Eviscerate also means to remove
the entrails from a person or animal. It came to English about the same time as
exenterate (the early 1600s must have seen a flurry of disemboweling taking
place), although it initially was used figuratively and didn’t develop its
literal use of disemboweling for about 20 years. It came from the Latin word
for internal organs, viscera, with
the Latin prefix e-, the short form
of ex-. When used figuratively it means to remove the vital or essential parts
of something, to leave the resulting entity powerless. In its figurative use it
is very strong.
We get the English word visceral
from the same Latin root word, a developed meaning of the adjective form of
viscera, which is used to describe the organs of the abdominal cavity. Because
of the physical reaction in our abdomen occurs when a strong instinctive
response takes place we call that feeling visceral, and have since the 1570s,
when we adopted the word from the Middle French word visceral. It was after the word eviscerate came into use that the
word developed its literal meaning, in about 1640. Again, the figurative use is
of an emotional reaction, not as powerful a feeling as eviscerate, but more
instinctive in nature. Because of the word viscera, viscerate means the same as eviscerate, while there is no English word "enterate."
Mordancy is another word I
encountered in my recent reading. It would have fit nicely in my posts on the
words calumny or sarcastic. Mordancy is the quality of being mordant, which
means biting, sharply caustic or sarcastic. (If sarcastic is not strong enough,
use mordant. If calumny is too strong, use mordant.) Mordant came into use in
English in the late 1400s, having come from the Middle French word mordant, which they got from the Latin
word for bite: mordere. Those of you
engaged in dyeing fabrics may have encountered the word in its use of making
colors fixed or fast, a sense that did not develop until 1791, prior to which dyes
apparently ran a lot.
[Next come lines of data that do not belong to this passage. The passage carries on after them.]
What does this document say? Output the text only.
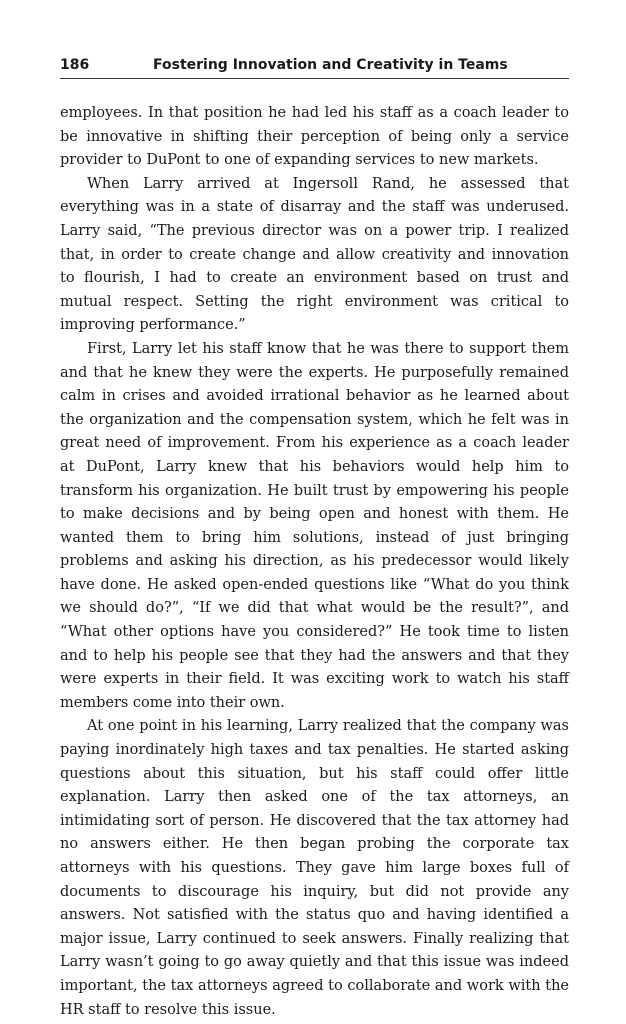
186	Fostering Innovation and Creativity in Teams

employees. In that position he had led his staff as a coach leader to be innovative in shifting their perception of being only a service provider to DuPont to one of expanding services to new markets.

When Larry arrived at Ingersoll Rand, he assessed that everything was in a state of disarray and the staff was underused. Larry said, “The previous director was on a power trip. I realized that, in order to create change and allow creativity and innovation to flourish, I had to create an environment based on trust and mutual respect. Setting the right environment was critical to improving performance.”

First, Larry let his staff know that he was there to support them and that he knew they were the experts. He purposefully remained calm in crises and avoided irrational behavior as he learned about the organization and the compensation system, which he felt was in great need of improvement. From his experience as a coach leader at DuPont, Larry knew that his behaviors would help him to transform his organization. He built trust by empowering his people to make decisions and by being open and honest with them. He wanted them to bring him solutions, instead of just bringing problems and asking his direction, as his predecessor would likely have done. He asked open-ended questions like “What do you think we should do?”, “If we did that what would be the result?”, and “What other options have you considered?” He took time to listen and to help his people see that they had the answers and that they were experts in their field. It was exciting work to watch his staff members come into their own.

At one point in his learning, Larry realized that the company was paying inordinately high taxes and tax penalties. He started asking questions about this situation, but his staff could offer little explanation. Larry then asked one of the tax attorneys, an intimidating sort of person. He discovered that the tax attorney had no answers either. He then began probing the corporate tax attorneys with his questions. They gave him large boxes full of documents to discourage his inquiry, but did not provide any answers. Not satisfied with the status quo and having identified a major issue, Larry continued to seek answers. Finally realizing that Larry wasn’t going to go away quietly and that this issue was indeed important, the tax attorneys agreed to collaborate and work with the HR staff to resolve this issue.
Musicians will know a mordant as a “turn”, in which the
tone and the tones above and below are used in quick succession as an
embellishment.
Our final word today is related
to my post on words like dissimulate and obfuscate. Our word for today is
tergiversation. Coming to English in the mid-1500s, it is the noun form of the
lesser-used and back-formed verb tergiversate.
Its etymology is interesting, in that it is formed from a Latin word that
combines two Latin words: tergum and versare. Tergum means the back (the
opposite of your face or your front) and versare
means to spin or turn. So tergiversationem
meant a shifting away or turning one’s back on something.
Tergiversation in English means
to repeatedly change one’s opinion or attitude; one can easily imagine the
person’s attitude spinning. While its meaning relates to a weakness, a regular
changing of one’s mind, it also has a negative meaning of intentional changing,
or turning renegade. In that sense the question is whether the original opinion
was honest or not, hence its association with dissimulation and obfuscation.
So, more good words to use in our
quest for accuracy in English usage.